On n’avait pas vu ça depuis des milliards d’années. Il ne paraît pas excessif de qualifier de révolutionnaire la publication de l’équipe de Floyd Romesberg en Californie, parue dans Nature le 8 mai dernier. Le laboratoire américain est parvenu à prouver que l’homme est capable de remonter les origines de la vie jusqu’à en modifier le langage le plus élémentaire : l’ADN. Jusque là codé par deux paires de bases complémentaires, AT (adénine-thymine) et CG (cytosine-guanine), il s’enrichit d’une nouvelle paire de bases azotées, baptisées d5SICS-dNaM.
« C’est une étape supplémentaire dans la vie artificielle, dans une forme de vie différente », commente le Dr Laurent Alexandre, PDG de l’entreprise DNA vision, spécialisée dans le séquençage et l’interprétation du génome. Rien n’arrête plus la biologie de synthèse en effet. Après la synthèse d’une cellule artificielle et il y a quelques mois d’un chromosome, c’est maintenant le tour de la double hélice d’ADN. « Ces nouvelles bases triphosphates vont coder pour de nouveaux acides aminés, différents des 20 existants, avec lesquels on créera des protéines inédites dotées de nouvelles fonctionnalités ». Utilisables par exemple en thérapeutique, en médecine ou pour lutter contre le vieillissement...
Une réplication in cellulo
Une dizaine d’équipes dans le monde travaillent sur la recherche de nouvelles paires de bases. Mais, comme l’explique Thomas Lavergne, co-signataire de l’étude et actuellement chercheur au CNRS à Grenoble. « Sur les trois dont les recherches sont les plus abouties, la nôtre est la première à avoir pu passer du stade in vitro, à celui de la cellule ». Ces nouvelles bases sont totalement acceptées par la cellule, ce qui signifie deux choses, que « la cellule est capable de les intégrer et que son système de réparation ne les reconnaît pas ». La cellule s’est ainsi répliquée avec ce nouveau code et les nouvelles bases ont été retrouvées sur plusieurs générations avec un taux de 99,4 %.
Le système n’est pas auto-réplicatif
Comment les chercheurs s’y sont-ils pris en pratique ? « Le gros du travail a été de définir une paire de base qui reste le plus stable possible après réplication.
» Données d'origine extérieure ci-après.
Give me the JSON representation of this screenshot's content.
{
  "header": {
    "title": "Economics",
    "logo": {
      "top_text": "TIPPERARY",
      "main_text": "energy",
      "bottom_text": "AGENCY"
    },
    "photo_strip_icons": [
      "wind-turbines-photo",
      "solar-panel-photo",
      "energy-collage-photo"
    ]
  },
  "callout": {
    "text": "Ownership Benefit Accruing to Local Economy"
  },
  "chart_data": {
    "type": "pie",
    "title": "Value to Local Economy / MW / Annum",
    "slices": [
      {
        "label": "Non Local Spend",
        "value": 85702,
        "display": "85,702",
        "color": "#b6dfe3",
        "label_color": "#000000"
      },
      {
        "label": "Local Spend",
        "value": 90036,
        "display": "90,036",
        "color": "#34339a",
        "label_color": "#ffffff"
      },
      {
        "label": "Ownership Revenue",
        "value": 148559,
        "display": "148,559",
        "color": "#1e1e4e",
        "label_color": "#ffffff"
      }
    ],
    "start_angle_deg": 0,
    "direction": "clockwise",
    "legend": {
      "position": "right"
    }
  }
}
Nous avons opté pour des bases complètement artificielles, dites "orthogonales" », poursuit Thomas Lavergne. Le nouveau code génétique était introduit via un plasmide (ADN circulaire extracellulaire), en prenant soin de choisir une région contrôlée par une polymérase favorable à la réplication. La cellule, incapable de synthétiser elle-même ces bases non-naturelles, était baignée dans un milieu spécial contenant ces nouveaux triphosphates. Et pour les faire rentrer dans la cellule, l’équipe a dû trouver un transporteur transmembranaire compatible, l’élu provient d’une algue. « Cette protéine se comporte comme un interrupteur : une fois "éteint", la cellule n’est plus alimentée en nouveaux triphosphates ».
L’aboutissement ultime d’une telle voie de recherche pourrait être la modification de l’ADN humain. « C’est l’illustration qu’il n’existe aucune limite à la manipulation du vivant », s’exclame ainsi le Dr Alexandre. Mais, pour Thomas Lavergne, « le système n’étant pas auto-réplicatif, il n’y a pas d’échappement possible ». Les craintes éthiques concernant la sécurité de telles manipulations n’auraient pas lieu d’exister. En thérapeutique, le champ des applications serait très vaste. « L’utilisation des petites protéines est en plein essor, explique Thomas Lavergne. Avec des fonctions supplémentaires, les médicaments antiviraux ou anticancéreux gagneraient en efficacité ». Si pour le Dr Laurent Alexandre, il ne faut rien en attendre à court terme « pas avant une dizaine d’années », le chercheur Thomas Lavergne est plus optimiste. « Si la prochaine étape du passage à l’ARN est validée, on peut espérer des choses d’ici 2 à 3 ans. Sinon, il faudra repartir sur la recherche d’une paire de bases artificielles, plus fiable, plus stable ».